A terceira parte do livro — com 30 páginas — é dedicada à geografia histórica dos laranjais em Portugal, do norte ao sul e às ilhas. O extraordinário alcance de semelhante inventário, com raízes estendidas ao longo de quase um milénio, jamais caberia num livro deste tipo e finalidade, pelo que a autora se baseou sobretudo nas fontes documentais e na bibliografia sugeridas pelos demais temas deste seu trabalho, a que juntou alguns dados estatísticos e outros relativos ao século XX e — muito bem — relatos de viajantes estrangeiros de outros tempos. A impressão de que deveria e poderia ter feito mais e melhor, persiste mesmo assim. Não teria sido fácil, também é verdade.

A laranja mais afamada do Minho foi a de Amares, a ponto de fazer parte do respectivo brasão concelhio, mas “entrou em decadência nos finais da centúria” (p. 87), enquanto “a melhor laranja do país”, reclamam alguns (pp. 91, 92), cresce no Douro, em São Mamede, Vilariça, Cardanha e Adeganha — ou será em Riba Tua (Vila Real) e Penajóia (Lamego)?… Em 1927, Joaquim da Silva Tavares considera “excelentes as laranjas de Coimbra, embora as considere inferiores às de Setúbal e às de Amares” (p. 95). A Quinta das Lágrimas, por exemplo, contava então com “259 pés de laranjeiras e tangerineiras”, menos de metade que os da Quinta do Baptista, à beira-rio.

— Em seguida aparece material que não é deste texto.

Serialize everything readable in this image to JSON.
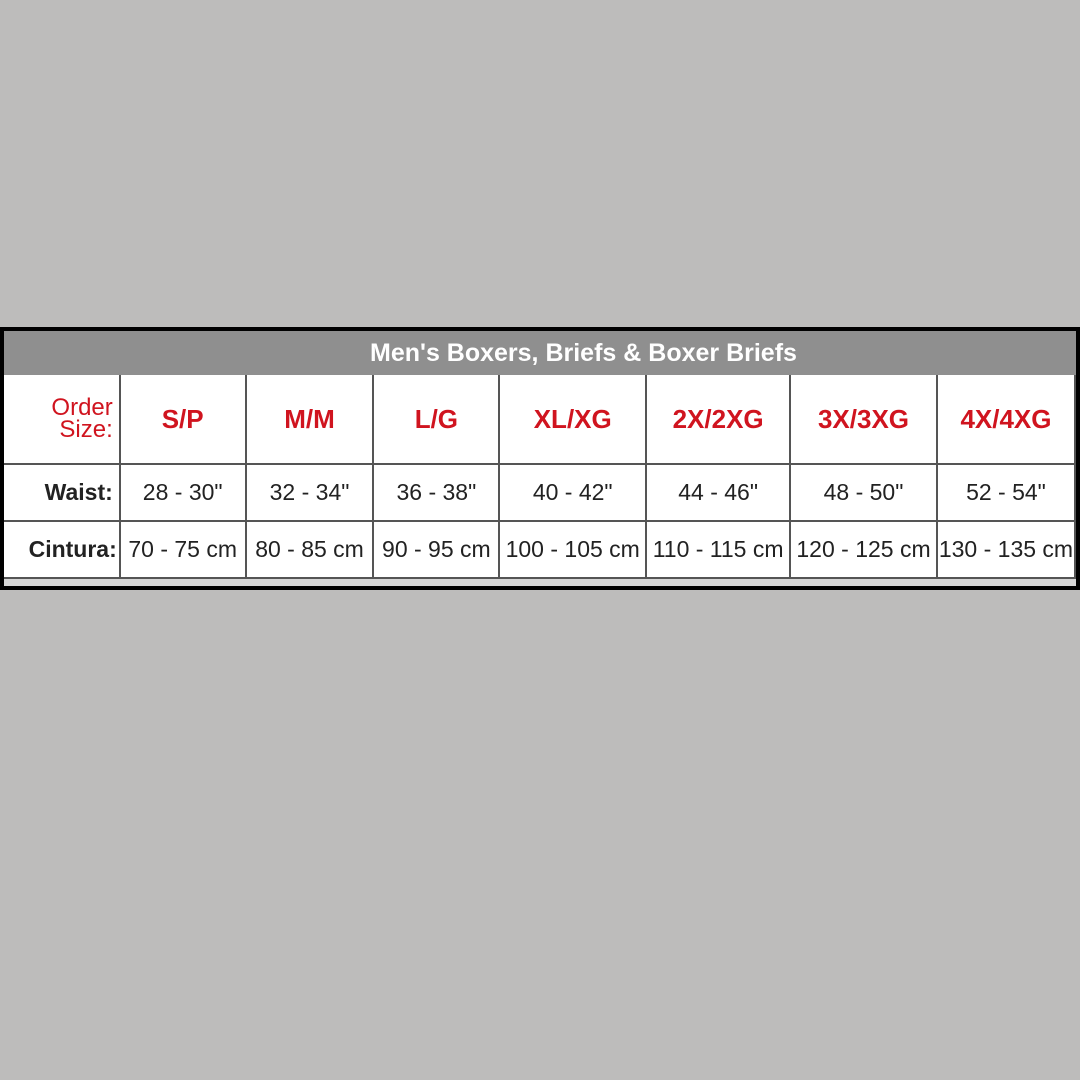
{
  "title": "Men's Boxers, Briefs & Boxer Briefs",
  "colors": {
    "size_text": "#d0141f",
    "header_bg": "#8f8f8f",
    "background": "#bdbcbb"
  },
  "row_labels": {
    "order_size_line1": "Order",
    "order_size_line2": "Size:",
    "waist": "Waist:",
    "cintura": "Cintura:"
  },
  "sizes": [
    "S/P",
    "M/M",
    "L/G",
    "XL/XG",
    "2X/2XG",
    "3X/3XG",
    "4X/4XG"
  ],
  "waist": [
    "28 - 30\"",
    "32 - 34\"",
    "36 - 38\"",
    "40 - 42\"",
    "44 - 46\"",
    "48 - 50\"",
    "52 - 54\""
  ],
  "cintura": [
    "70 - 75 cm",
    "80 - 85 cm",
    "90 - 95 cm",
    "100 - 105 cm",
    "110 - 115 cm",
    "120 - 125 cm",
    "130 - 135 cm"
  ]
}
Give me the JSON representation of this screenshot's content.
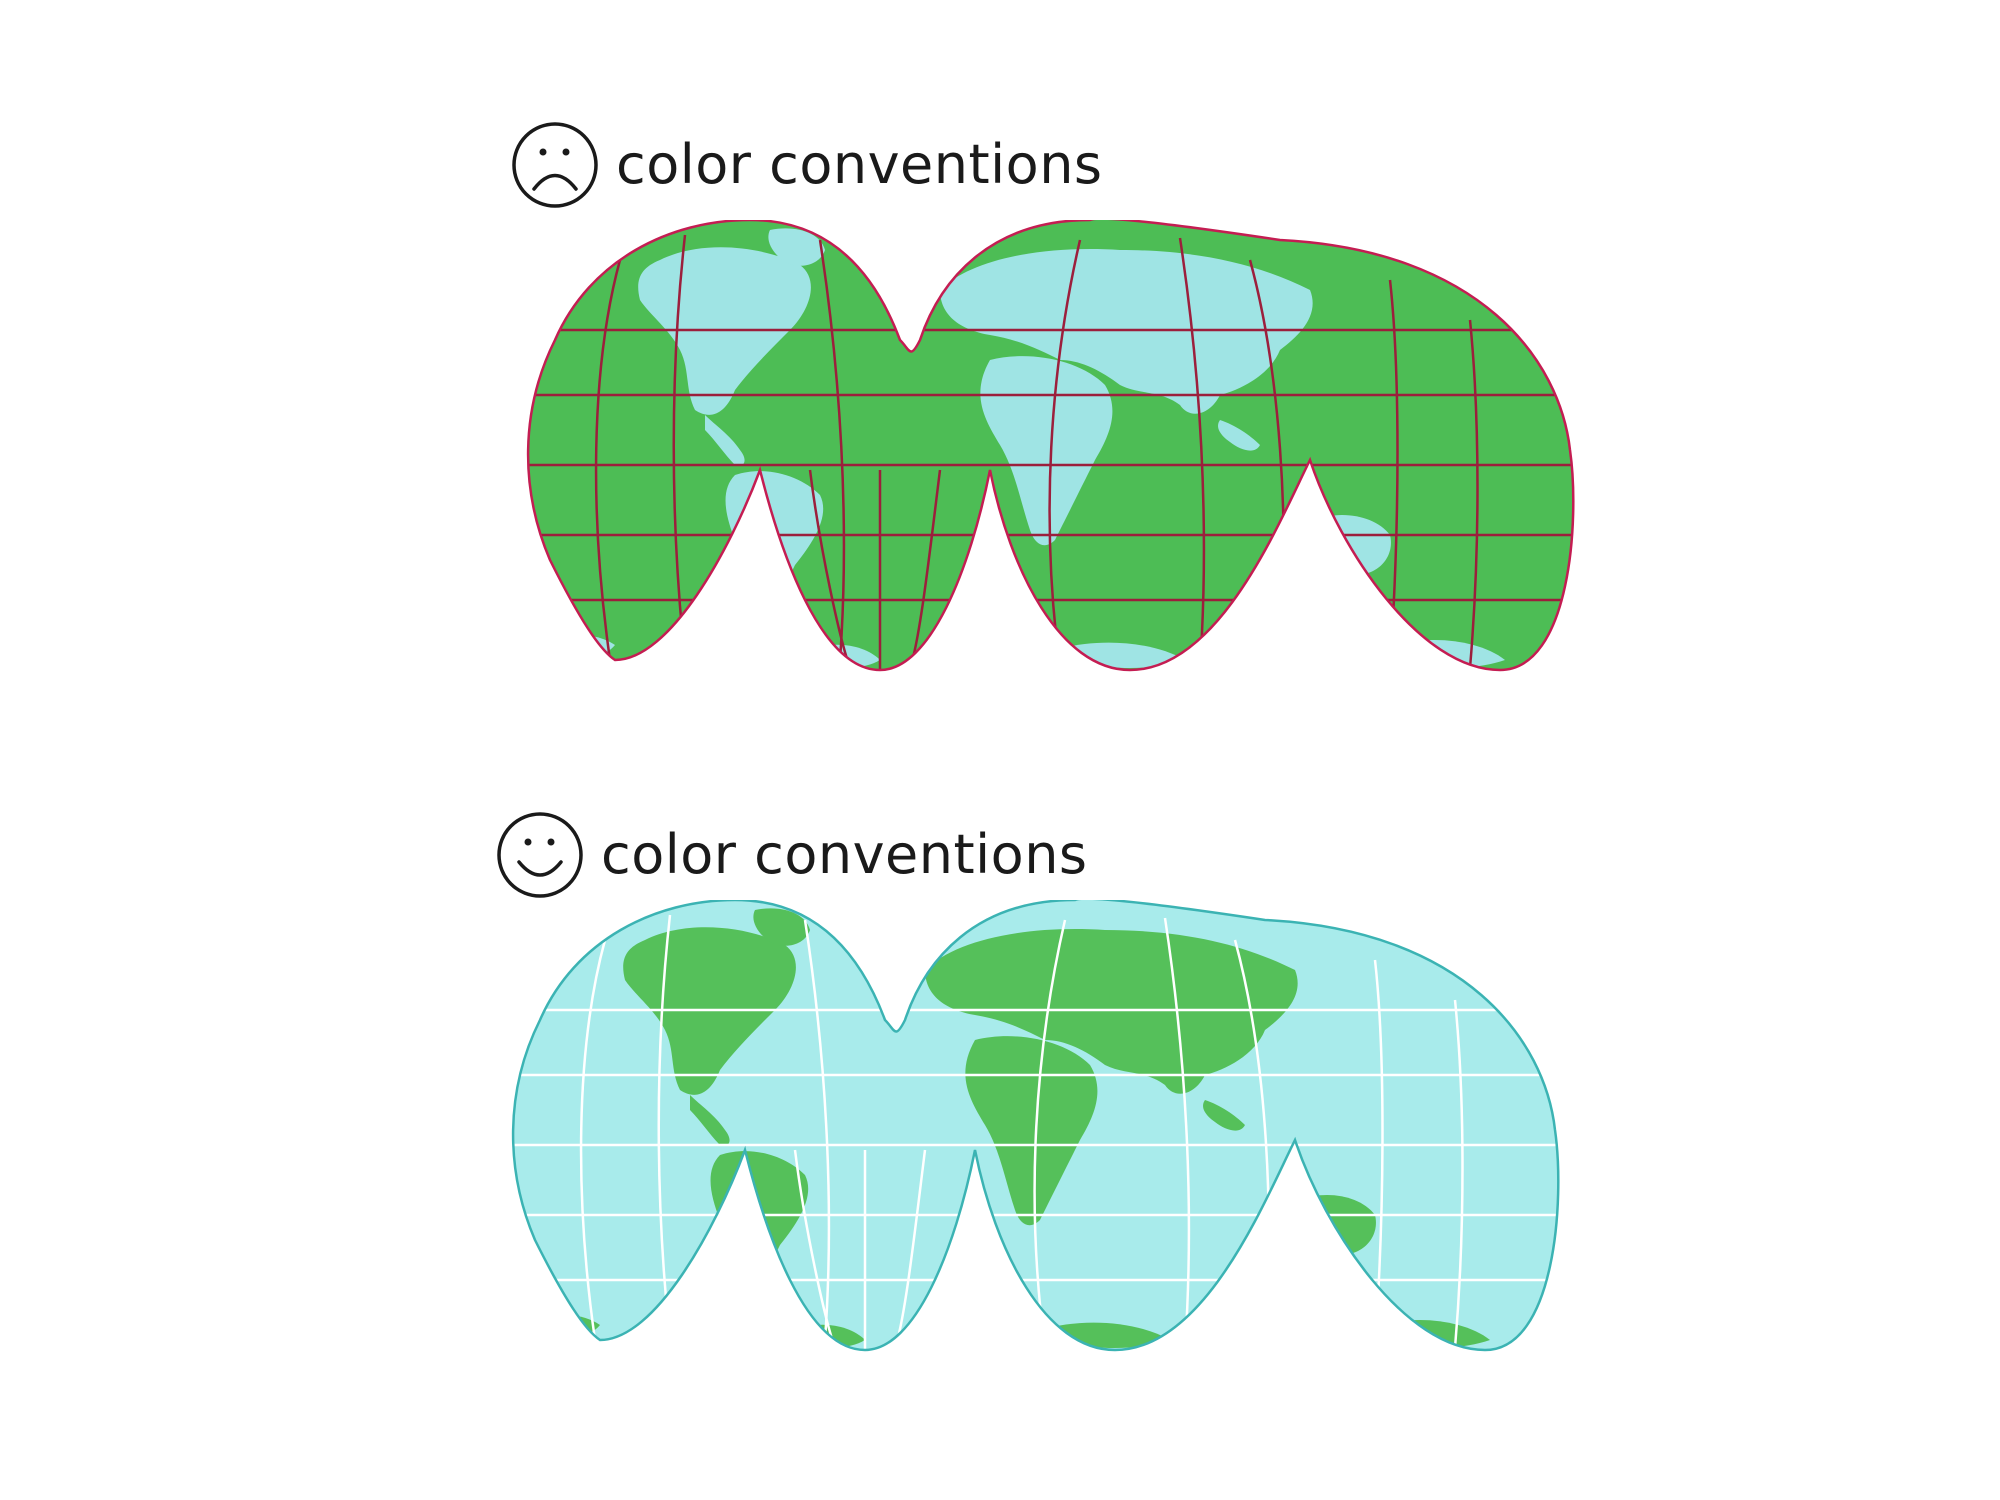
{
  "panels": [
    {
      "id": "bad",
      "face": "sad-face-icon",
      "label": "color conventions",
      "colors": {
        "ocean": "#4dbd55",
        "land": "#9fe4e4",
        "graticule": "#9c1f3c",
        "outline": "#c41d52"
      }
    },
    {
      "id": "good",
      "face": "happy-face-icon",
      "label": "color conventions",
      "colors": {
        "ocean": "#a8ebeb",
        "land": "#55c05a",
        "graticule": "#ffffff",
        "outline": "#3bb3b3"
      }
    }
  ]
}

No século XIX, grandes quintas de Lisboa (incluindo um raio que cobria Cascais, Colares e Vila Franca de Xira) e Setúbal (também Alhos Vedros, Palmela, Serra da Arrábida e Sesimbra) produziam muita e muito boa laranja, que exportavam para Inglaterra e Alemanha, até que a guerra de 1914-18 mude “a geografia da venda da laranja” e moléstias nas árvores, como a gomose, e outros factores fazem com que ali “os laranjais percam terreno e deixem de dominar a paisagem” (p. 100).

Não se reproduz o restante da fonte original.